November 21st. The weather was this day fine: the river clear of ice and rising a little: we are now settled in our new winter habitation, and shall wait with much anxiety the first return of spring to continue our journey.
The villages near which we are established are five in number, and are the residence of three distinct nations: the Mandans, the Ahnahaways, and the Minnetarees. The history of the Mandans, as we received it from our interpreters and from the chiefs themselves, and as it is attested by existing monuments, illustrates more than that of any other nation the unsteady movements and the tottering fortunes of the American nations. Within the recollection of living witnesses, the Mandans were settled forty years ago in nine villages, the ruins of which we passed about eighty miles below, and situated seven on the west and two on the east side of the Missouri. The two finding themselves wasting away before the small-pox and the Sioux, united into one village, and moved up the river opposite to the Ricaras. The same causes reduced the remaining seven to five villages, till at length they emigrated in a body to the Ricara nation, where they formed themselves into two villages, and joined those of their countrymen who had gone before them. In their new residence they were still insecure, and at length the three villages ascended the Missouri to their present position. The two who had emigrated together still settled in the two villages on the northwest side of the Missouri, while the single village took a position on the southeast side. In this situation they were found by those who visited them in 1796; since which the two villages have united into one. They are now in two villages, one on the southeast of the Missouri, the other on the opposite side, and at the distance of three miles across. The first, in an open plain, contains about forty or fifty lodges, built in the same way as those of the Ricaras: the second, the same number, and both may raise about three hundred and fifty men.

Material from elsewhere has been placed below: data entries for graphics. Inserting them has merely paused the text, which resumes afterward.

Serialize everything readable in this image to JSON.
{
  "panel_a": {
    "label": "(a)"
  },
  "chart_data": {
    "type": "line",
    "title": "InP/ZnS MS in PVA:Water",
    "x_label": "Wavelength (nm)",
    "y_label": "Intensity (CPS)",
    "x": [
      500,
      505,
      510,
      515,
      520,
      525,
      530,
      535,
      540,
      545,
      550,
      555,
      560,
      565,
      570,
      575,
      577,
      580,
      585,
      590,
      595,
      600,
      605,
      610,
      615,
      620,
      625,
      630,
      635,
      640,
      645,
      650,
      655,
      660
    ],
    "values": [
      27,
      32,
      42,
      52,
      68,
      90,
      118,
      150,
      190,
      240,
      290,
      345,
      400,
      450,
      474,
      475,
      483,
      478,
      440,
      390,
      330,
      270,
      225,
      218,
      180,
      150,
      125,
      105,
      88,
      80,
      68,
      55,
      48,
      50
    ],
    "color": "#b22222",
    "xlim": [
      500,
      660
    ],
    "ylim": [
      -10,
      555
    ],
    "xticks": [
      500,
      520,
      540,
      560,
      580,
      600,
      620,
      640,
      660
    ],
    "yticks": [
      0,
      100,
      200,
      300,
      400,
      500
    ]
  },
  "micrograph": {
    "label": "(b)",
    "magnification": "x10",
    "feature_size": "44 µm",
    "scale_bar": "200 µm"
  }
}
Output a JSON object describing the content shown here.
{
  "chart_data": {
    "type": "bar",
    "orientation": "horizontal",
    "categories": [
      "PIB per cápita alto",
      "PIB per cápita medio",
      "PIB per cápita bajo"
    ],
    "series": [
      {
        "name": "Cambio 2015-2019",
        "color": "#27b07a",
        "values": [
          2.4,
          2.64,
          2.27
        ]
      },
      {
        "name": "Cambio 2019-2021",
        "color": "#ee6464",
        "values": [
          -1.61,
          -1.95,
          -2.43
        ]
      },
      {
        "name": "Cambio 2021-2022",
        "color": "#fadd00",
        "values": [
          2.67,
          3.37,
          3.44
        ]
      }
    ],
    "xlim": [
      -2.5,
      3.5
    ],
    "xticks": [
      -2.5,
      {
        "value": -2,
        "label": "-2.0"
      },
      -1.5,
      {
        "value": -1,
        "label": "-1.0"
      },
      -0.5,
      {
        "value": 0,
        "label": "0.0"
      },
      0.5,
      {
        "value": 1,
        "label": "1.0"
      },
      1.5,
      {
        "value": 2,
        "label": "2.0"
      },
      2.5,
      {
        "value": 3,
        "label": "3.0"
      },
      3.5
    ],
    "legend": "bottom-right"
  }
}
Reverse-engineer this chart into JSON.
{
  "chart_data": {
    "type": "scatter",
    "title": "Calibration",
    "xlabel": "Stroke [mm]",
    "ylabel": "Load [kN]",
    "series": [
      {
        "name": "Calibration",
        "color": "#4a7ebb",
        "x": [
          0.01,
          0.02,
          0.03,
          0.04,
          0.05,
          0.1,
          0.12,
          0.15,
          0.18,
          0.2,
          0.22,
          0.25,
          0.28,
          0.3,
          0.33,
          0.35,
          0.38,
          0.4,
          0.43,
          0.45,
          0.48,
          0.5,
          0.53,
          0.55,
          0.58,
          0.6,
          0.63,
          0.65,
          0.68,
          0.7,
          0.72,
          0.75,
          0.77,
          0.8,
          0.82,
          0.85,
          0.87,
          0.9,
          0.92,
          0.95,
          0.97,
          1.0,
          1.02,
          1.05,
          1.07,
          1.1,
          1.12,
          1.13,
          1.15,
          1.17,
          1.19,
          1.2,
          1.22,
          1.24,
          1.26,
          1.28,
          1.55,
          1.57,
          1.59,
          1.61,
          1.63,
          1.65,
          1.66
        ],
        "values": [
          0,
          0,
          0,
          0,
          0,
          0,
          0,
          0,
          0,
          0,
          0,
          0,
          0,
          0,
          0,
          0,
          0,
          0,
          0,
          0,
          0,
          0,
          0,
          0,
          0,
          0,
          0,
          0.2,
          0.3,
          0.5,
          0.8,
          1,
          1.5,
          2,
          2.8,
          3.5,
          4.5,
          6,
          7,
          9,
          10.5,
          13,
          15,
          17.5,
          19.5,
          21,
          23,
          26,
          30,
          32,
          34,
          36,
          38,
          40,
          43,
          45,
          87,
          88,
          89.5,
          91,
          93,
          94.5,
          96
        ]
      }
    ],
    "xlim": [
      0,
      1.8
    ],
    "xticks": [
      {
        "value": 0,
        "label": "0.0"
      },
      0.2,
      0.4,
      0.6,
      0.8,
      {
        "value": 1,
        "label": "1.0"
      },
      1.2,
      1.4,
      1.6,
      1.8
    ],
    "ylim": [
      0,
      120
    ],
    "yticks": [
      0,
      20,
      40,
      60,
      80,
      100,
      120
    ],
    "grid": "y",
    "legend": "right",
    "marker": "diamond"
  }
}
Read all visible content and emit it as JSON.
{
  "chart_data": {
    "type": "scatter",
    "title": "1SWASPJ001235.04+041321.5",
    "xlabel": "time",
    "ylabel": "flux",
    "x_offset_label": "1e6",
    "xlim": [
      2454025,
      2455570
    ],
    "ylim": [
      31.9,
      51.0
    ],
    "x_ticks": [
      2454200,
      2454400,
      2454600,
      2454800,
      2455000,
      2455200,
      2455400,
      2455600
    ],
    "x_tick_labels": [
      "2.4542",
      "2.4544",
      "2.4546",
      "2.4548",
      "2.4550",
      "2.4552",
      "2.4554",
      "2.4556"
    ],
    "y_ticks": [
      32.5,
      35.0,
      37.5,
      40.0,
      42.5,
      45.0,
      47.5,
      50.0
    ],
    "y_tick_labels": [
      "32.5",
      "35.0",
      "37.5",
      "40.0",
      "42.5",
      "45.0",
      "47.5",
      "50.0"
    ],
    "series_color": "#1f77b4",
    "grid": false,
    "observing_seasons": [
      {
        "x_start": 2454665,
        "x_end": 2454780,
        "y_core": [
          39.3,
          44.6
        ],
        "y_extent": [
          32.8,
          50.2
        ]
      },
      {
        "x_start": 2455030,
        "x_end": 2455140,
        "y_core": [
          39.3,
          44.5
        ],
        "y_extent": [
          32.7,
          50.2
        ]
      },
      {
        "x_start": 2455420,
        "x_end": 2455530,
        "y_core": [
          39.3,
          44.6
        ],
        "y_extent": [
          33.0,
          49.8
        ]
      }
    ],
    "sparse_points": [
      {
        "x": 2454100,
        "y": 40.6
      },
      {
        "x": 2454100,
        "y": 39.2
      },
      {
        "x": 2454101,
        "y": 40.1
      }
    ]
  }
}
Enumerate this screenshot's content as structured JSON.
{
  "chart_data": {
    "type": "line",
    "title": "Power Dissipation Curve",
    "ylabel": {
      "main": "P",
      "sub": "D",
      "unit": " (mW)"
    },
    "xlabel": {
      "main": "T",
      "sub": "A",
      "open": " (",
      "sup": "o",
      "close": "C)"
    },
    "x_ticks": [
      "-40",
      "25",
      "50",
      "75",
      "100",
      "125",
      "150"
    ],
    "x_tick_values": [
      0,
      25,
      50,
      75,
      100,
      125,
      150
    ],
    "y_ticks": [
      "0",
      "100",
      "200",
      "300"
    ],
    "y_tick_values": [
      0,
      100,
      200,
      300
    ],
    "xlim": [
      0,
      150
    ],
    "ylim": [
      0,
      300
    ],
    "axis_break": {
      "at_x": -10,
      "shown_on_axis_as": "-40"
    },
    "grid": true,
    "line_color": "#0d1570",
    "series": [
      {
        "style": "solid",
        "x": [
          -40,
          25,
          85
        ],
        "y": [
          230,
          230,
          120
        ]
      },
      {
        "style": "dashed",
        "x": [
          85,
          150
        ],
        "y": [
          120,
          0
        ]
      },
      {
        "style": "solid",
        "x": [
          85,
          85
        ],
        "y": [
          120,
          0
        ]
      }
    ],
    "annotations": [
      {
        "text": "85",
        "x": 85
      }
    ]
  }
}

On the same side of the river, and at the distance of four miles from the lower Mandan village, is another called Mahaha. It is situated in a high plain at the mouth of Knife river, and is the residence of the Ahnahaways. This nation, whose name indicates that they were “people whose village is on a hill,” formerly resided on the Missouri, about thirty miles below where they now live. The Assiniboins and Sioux forced them to a spot five miles higher, where the greatest part of them were put to death, and the rest emigrated to their present situation, in order to obtain an assylum near the Minnetarees. They are called by the French, Soulier Noir or Shoe Indians; by the Mandans, Wattasoons, and their whole force is about fifty men.